I find this makes much more sense to do in SFDC. Marketo's cross-lead lookup functionality through the UI is nearly non-existent, with the exception of "duplicate field" filters. I'd have an SFDC workflow run upon the SFDC lead creation, and if there's a customer match, mark a separate SFDC field (synced with Marketo) to show that the record has a customer match based on email address.

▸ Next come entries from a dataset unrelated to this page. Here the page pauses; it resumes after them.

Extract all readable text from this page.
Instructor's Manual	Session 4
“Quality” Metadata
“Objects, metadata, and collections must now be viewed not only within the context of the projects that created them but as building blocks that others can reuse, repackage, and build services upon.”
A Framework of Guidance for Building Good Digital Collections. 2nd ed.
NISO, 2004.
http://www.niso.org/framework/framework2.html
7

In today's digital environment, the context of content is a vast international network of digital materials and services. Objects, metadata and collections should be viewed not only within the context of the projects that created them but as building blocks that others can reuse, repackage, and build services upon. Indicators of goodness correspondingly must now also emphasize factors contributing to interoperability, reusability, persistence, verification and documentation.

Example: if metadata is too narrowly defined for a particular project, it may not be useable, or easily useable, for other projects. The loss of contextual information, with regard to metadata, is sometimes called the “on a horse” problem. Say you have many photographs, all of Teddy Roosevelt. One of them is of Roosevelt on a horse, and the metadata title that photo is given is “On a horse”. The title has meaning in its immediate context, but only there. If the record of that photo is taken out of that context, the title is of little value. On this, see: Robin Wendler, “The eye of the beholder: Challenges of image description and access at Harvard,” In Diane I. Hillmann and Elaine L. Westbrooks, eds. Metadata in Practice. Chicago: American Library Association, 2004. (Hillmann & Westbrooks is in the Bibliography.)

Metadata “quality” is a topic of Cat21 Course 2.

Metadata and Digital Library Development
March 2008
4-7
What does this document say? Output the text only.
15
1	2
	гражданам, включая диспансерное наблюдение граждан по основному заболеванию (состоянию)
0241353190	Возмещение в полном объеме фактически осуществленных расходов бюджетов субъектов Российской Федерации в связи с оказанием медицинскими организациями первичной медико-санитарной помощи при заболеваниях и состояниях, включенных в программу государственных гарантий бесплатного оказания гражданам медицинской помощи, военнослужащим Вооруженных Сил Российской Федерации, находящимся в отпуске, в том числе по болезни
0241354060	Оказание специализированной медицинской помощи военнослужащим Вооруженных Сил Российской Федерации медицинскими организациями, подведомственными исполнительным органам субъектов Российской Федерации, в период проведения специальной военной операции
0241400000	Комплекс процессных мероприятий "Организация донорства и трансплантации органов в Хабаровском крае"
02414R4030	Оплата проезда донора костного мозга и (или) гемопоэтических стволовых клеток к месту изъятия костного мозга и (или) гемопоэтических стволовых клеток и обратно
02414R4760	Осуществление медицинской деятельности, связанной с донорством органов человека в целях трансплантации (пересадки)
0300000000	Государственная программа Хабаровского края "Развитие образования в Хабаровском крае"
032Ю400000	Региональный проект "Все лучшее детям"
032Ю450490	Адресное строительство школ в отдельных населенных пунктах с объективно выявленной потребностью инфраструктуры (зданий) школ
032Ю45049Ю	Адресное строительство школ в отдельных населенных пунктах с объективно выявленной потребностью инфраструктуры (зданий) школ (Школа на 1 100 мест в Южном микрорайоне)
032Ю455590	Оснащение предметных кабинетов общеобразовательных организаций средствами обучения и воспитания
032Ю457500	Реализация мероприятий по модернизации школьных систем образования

That way you can run automation based on that field becoming "Customer" or not, such as your Lifecycle Processing to move them from MQL to Customer. If you're writing to that separate field, also, you can have a more modular setup where you're improving the accuracy of writing to "Customer" field or not—you'll quickly see there are other exception situations running where you'll want to improve the logic, and it becomes easier to improve the logic when you're writing to a separate field with workflows so you don't just need one monster workflow to supply all use cases.
E.g.:
- Workflow triggered upon SFDC lead creation looking up against existing customer email domains and marking the new lead as 'Customer'
- Workflow triggered upon an SFDC lead/contact being unmarked as a customer, and then unmarking all matching email domains to no longer be 'Customer'
- Workflow triggered upon an SFDC lead/contact being marked as a customer (new customer), then marking all matching email domains as 'Customer'
I think maintaining the customer list of email addresses in Marketo becomes really unmanageable very quickly. You have to add a daily task for two individuals (one Marketo person, one customer list-holding person) to update it; it isn't real-time, just updated once a day; it's easy to overlook when someone goes on vacation or is sick or has too much work. Doing it in Marketo with a "customer" email address smart list isn't scalable or robust.